I didn't face any issue with pump as of now. Also, I have come around one more use case, In which a WebSocket connection is used to receive audio from a streaming endpoint and then use that audio for intent detection. (I have used this one with both Dialogflow ES and CX). example for es:

function getDialogflowStream() {
    let sessionClient = new dialogflow.SessionsClient();
    let sessionPath = sessionClient.projectAgentSessionPath(
        projectId,
        sessionID,
    );
    // First Request 
    let initialStreamRequest = {
        session: sessionPath,
        queryInput: {
            audioConfig: {
                audioEncoding: encoding,
                sampleRateHertz: sampleRateHertz,
                languageCode: languageCode,
            },
            singleUtterance: true,
        },
    };
    const detectStream = sessionClient
        .streamingDetectIntent()
        .on('error', error => {
            console.error(error);
            writeFlag = false;
            detectStream.end();
        })
        .on('data', data => {
            if (data.recognitionResult) {
                console.log(
                    `Intermediate transcript: ${data.recognitionResult.transcript}`
                );
            } else {
                   console.log(
                    `Query results: ${data.queryResult}`
                ); 
            }
        });
    // Write the initial stream request to config for audio input.

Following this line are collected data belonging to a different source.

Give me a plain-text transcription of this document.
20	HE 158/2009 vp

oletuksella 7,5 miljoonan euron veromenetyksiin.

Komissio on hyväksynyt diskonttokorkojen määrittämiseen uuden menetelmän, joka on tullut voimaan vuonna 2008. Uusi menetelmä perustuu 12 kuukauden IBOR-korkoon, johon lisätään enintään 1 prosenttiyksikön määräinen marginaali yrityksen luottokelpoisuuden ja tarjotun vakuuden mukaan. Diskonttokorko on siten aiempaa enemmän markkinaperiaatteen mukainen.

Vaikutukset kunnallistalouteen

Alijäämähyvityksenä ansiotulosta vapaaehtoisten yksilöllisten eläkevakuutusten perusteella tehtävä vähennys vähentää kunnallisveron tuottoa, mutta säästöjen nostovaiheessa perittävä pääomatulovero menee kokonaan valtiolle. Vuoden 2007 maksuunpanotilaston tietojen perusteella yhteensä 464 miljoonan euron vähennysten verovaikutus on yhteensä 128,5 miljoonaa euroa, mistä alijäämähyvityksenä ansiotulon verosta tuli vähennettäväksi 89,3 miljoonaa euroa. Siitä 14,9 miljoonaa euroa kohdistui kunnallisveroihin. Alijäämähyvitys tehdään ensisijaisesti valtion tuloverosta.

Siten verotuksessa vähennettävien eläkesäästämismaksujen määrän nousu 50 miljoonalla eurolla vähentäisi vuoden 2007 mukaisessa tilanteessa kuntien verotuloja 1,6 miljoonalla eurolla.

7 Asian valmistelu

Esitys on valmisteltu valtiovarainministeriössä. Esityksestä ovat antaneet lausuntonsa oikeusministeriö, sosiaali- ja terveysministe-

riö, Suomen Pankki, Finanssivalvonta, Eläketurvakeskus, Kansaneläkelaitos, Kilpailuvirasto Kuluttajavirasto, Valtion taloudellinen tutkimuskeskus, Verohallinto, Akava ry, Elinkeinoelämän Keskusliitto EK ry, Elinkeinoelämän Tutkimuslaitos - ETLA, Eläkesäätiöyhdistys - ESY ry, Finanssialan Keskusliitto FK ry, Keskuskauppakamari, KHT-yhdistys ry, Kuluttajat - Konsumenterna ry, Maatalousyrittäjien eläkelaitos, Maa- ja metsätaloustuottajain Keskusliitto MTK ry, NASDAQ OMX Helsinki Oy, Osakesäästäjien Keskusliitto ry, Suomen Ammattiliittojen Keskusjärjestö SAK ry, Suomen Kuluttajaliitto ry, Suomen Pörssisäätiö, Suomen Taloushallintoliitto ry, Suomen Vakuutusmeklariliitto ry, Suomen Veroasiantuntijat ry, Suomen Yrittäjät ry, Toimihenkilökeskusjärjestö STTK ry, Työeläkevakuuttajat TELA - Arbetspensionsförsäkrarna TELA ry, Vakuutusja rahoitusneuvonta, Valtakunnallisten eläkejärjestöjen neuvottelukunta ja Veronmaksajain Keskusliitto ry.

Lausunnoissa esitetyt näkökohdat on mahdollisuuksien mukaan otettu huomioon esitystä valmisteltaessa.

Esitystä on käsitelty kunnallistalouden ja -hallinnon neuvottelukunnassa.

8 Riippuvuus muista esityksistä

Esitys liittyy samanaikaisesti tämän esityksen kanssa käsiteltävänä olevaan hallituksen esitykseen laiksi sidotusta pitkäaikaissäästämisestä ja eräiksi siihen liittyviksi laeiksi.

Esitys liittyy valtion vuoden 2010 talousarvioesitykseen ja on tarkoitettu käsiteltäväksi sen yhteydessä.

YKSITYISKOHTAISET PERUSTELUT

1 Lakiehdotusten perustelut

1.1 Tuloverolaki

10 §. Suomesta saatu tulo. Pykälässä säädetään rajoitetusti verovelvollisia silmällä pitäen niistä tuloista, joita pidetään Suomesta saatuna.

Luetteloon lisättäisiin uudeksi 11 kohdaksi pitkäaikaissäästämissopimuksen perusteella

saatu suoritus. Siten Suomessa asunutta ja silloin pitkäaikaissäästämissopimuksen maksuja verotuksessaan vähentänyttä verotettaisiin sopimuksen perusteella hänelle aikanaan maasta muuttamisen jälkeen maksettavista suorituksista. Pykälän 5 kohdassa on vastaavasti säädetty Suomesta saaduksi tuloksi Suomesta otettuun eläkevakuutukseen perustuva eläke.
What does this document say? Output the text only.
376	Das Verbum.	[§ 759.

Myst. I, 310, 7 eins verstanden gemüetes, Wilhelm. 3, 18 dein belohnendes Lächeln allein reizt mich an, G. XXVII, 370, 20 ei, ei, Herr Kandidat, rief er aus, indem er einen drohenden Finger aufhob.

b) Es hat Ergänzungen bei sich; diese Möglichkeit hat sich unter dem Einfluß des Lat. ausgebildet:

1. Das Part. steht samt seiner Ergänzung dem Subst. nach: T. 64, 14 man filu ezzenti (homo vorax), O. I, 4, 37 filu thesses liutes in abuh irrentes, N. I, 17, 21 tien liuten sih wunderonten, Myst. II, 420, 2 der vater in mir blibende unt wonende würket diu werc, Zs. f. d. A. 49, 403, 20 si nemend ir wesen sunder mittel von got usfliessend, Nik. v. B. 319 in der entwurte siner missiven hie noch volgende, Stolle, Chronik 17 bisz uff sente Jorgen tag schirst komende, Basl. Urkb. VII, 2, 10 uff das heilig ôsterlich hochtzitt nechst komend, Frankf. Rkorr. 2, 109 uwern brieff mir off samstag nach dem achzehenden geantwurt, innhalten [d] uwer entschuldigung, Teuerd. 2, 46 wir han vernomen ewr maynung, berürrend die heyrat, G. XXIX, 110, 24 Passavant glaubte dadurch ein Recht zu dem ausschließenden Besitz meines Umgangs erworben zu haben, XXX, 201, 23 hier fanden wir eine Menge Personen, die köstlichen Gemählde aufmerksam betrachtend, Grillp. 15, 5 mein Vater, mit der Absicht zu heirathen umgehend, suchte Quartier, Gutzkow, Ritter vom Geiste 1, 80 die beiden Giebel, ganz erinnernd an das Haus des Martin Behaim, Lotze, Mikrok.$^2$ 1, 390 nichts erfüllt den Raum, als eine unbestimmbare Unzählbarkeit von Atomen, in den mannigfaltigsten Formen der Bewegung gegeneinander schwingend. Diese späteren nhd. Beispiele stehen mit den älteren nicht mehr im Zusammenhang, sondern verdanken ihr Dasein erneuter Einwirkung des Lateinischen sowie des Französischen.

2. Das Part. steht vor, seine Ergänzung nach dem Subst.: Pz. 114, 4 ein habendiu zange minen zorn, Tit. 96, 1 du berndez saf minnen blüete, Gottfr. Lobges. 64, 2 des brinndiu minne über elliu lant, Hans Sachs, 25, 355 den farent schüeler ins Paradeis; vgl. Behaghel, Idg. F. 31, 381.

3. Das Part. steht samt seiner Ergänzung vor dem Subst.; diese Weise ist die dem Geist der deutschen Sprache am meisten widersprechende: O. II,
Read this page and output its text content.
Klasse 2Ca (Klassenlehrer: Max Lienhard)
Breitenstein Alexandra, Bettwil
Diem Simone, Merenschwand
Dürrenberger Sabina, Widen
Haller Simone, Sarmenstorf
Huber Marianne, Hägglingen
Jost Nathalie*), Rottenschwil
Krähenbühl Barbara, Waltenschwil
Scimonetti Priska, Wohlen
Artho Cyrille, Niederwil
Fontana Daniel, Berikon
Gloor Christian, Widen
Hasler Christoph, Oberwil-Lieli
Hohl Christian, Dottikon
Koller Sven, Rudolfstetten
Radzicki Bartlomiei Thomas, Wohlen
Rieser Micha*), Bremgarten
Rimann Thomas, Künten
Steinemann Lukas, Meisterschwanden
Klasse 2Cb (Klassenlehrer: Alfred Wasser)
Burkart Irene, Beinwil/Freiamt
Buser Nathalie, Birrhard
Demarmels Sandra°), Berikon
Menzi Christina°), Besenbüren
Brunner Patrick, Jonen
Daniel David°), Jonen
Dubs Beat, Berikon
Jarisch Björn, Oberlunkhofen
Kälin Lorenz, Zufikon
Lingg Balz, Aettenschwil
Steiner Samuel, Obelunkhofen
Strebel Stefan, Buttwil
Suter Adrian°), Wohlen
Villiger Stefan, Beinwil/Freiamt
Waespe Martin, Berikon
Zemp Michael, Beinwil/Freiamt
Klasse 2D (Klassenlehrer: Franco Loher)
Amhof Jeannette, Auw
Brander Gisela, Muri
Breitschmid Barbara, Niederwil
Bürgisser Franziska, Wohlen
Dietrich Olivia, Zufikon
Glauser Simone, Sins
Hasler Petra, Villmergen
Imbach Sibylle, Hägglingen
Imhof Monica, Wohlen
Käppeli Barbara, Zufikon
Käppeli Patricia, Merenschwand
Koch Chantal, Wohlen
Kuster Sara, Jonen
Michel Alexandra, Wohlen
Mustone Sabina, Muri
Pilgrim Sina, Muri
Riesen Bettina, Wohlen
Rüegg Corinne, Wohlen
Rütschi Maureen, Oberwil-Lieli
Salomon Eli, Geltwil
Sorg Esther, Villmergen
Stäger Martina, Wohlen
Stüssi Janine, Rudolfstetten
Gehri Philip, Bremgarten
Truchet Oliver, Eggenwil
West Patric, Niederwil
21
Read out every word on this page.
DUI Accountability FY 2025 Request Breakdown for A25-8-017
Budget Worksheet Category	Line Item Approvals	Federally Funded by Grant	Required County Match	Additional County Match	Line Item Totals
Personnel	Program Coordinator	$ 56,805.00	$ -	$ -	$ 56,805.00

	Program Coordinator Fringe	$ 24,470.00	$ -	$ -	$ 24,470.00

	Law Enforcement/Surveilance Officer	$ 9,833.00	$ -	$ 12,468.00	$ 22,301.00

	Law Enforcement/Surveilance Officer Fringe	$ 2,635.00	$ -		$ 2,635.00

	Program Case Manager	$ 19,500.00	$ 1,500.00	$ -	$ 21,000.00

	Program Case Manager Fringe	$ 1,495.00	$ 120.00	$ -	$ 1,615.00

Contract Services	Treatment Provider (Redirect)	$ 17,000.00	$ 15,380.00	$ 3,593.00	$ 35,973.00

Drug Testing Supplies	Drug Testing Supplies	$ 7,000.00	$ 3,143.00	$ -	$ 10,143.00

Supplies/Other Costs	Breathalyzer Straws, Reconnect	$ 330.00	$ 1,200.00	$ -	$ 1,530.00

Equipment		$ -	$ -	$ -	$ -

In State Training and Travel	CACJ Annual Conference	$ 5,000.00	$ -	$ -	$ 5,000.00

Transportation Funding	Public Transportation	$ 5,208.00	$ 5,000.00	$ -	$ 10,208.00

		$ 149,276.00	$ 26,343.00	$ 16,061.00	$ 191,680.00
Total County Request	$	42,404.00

    detectStream.write(initialStreamRequest);
    return detectStream;
}
const wss = new WebSocket.Server({
    port,
    handleProtocols: (protocols, req) => {
        return 'dialogflow.stream';
    }
});
wss.on('connection', (ws, req) => {
    console.log(`received connection from ${req.connection.remoteAddress}`);
    let dialogflowStreamer = getDialogflowStream();
    ws.on('message', (message) => {
        if (typeof message === 'string') {
            console.log(`received message: ${message}`);
            console.log(`UUID: ${calluuid}`);
        } else if (message instanceof Buffer) {
            // Transform message and write to detect
            dialogflowStreamer.write({ inputAudio: message });
        }
    });
    ws.on('close', (code, reason) => {
        console.log(`socket closed ${code}:${reason}`);
        dialogflowStreamer.end();
        sessionID = uuid.v4();
    });
});

One more thing make sure your sample rate and encoding in input configuration are the same as the audio file because I have faced issues when it's different.